I don't know if the heat or high blood pressure or what exactly led to what happened next, but after greeting several friends, I went inside and began the mayoral interviews (first Mayor Fulton, then Mayors Boner and Bredesen).
I don't know when it started (I‘d like to go back and watch the interview tape), but by the time I was interviewing Mayor (later Governor) Bredesen, I began to notice I was slurring my words. I never do that. But since I didn't feel bad, I didn't think much about it and continued the interview. I WAS HAVING A STROKE (and I had no idea).
Then my left leg began to cramp, like it was going to collapse. It's another stroke symptom and it did get my attention, but again I dismissed it because I had not had lunch or anything to drink.
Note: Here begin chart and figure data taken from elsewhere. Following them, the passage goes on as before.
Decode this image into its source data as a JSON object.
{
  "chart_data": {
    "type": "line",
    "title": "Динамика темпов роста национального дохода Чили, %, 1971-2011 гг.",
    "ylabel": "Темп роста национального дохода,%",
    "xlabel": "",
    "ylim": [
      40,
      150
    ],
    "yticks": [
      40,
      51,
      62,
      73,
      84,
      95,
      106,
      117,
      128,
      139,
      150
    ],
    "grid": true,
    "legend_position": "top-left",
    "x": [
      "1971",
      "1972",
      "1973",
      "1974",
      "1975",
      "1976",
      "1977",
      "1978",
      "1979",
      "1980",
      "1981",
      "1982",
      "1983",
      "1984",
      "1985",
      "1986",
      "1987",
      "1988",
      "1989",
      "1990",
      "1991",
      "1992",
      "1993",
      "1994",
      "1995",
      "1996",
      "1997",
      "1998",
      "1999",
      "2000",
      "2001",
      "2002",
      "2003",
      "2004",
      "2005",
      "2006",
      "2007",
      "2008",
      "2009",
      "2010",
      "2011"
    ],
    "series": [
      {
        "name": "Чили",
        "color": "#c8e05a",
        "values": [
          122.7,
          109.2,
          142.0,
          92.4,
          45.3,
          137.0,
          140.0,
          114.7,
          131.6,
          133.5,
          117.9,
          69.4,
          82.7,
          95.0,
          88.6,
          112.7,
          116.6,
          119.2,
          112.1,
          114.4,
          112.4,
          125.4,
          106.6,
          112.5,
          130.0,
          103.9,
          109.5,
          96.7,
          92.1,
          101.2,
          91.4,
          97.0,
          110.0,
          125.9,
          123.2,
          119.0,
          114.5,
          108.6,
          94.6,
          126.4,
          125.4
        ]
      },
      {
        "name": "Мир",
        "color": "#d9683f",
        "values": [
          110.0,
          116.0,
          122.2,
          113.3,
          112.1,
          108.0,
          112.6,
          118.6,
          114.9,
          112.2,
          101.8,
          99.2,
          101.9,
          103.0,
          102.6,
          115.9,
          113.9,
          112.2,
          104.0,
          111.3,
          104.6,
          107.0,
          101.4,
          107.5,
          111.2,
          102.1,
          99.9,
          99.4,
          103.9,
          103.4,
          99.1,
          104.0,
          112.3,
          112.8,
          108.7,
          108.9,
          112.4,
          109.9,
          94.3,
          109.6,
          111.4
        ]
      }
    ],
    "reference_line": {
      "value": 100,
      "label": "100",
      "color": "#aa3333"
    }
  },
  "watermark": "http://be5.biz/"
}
I finished the last interview with Mayor Bredesen and was about to leave, go to my car and drive back to my office and get some lunch.
Fortunately, while I was clueless, my DVL colleague Anna Hardaway and of two of Mayor Deans' top aides (also both former aides to Mayor/Governor Bredesen) Janie Conyers and Tam Gordon, were not. They saved my life.
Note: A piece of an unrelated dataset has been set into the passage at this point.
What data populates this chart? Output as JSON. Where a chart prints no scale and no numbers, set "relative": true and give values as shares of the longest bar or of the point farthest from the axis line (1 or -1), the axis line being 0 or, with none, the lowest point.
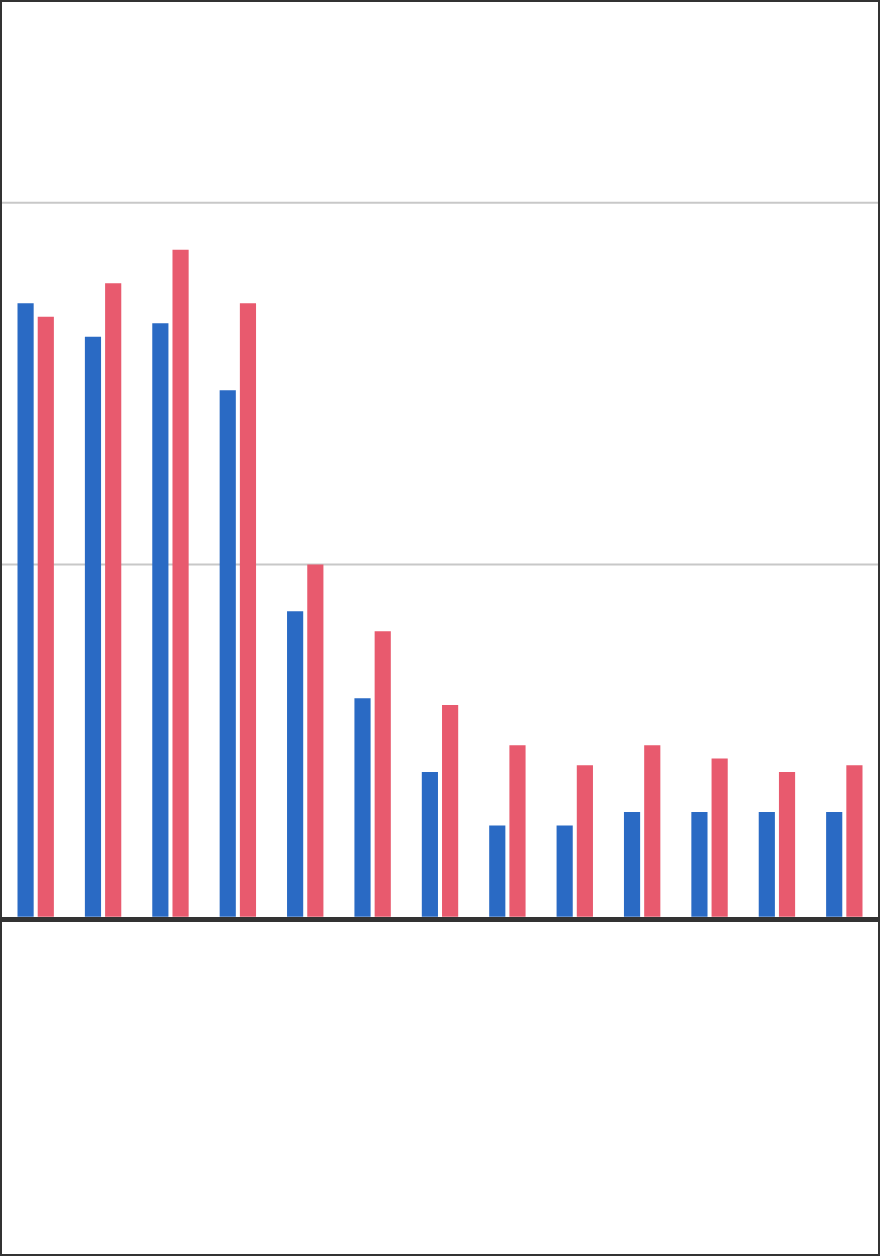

First, Janie, noticing my stroke symptoms, stopped me and gave me some bottled water. I promptly dribbled it down the left side of my face (another sign of a stroke). Tam then made me sit down in a dark, empty office where we further discussed how I was feeling. I still wanted to leave and get back to work. But they insisted they call my wife, then 9-1-1 and seek medical assistance for me. Maybe they saw what my daughters later told me they observed at the hospital that day, that the left side of my face was sagging, still another stroke sign.
If you ever suffer a stroke (and I sure hope you don't) I do hope you are lucky enough to have friends like I did who saved my life. Some might say it was also very fortunate that was the 9-1-1 call for me was made from the Mayor's office. And I did get a very quick response, I must say. But I work with the 9-1-1 Board as a client, I know how fast and expertly the folks at the Emergency Communications Center respond to calls for emergency help from anyone.
I got a real-life, first- hand experience of that, as even before the firefighters and EMTS got there (both responded), the 9-1-1 calltaker asked me several questions over the phone, even asked me to repeat some things to see what kind of shape I was in. It was the beginning of a process I repeated several more times in the next few days as doctors and nurses asked me lot of questions over and over. Some were to be expected. What is my name? What city am I in? What is today's date? What day of the week is it?
I got all the answers right, an early good sign that my stroke did not impact my speech much, although I had speech therapy sessions, both in and out patient, for several weeks to see if there were impacts on memory, comprehension, etc and so on. I quickly learned that my stroke was caused by a ruptured blood vessel on the right side of my brain. Therefore the impacts are on my left side (a lot more about that later in another column).
I was rushed to Saint Thomas, where I received quick and excellent care for the next week. I needed it as my blood pressure peaked at 240 on the top side before I arrived. It reminded me again I sure was glad I didn't try to drive away from the Mayor's office. I remained conscious throughout the process, even talked and joked in the ER and ICU with family and friends while discussing the health care ruling (see, I am a hopeless political junkie).
I don't remember everything from the next several days, I slept a lot as a part of beginning my recovery and letting my brain heal. I do remember answering a lot of those same questions again. That includes one I found a bit surprising and a little funny.
The question was: "Who is the President of the United States?"
Sure glad I remembered or might never be writing this column or be a political analyst again.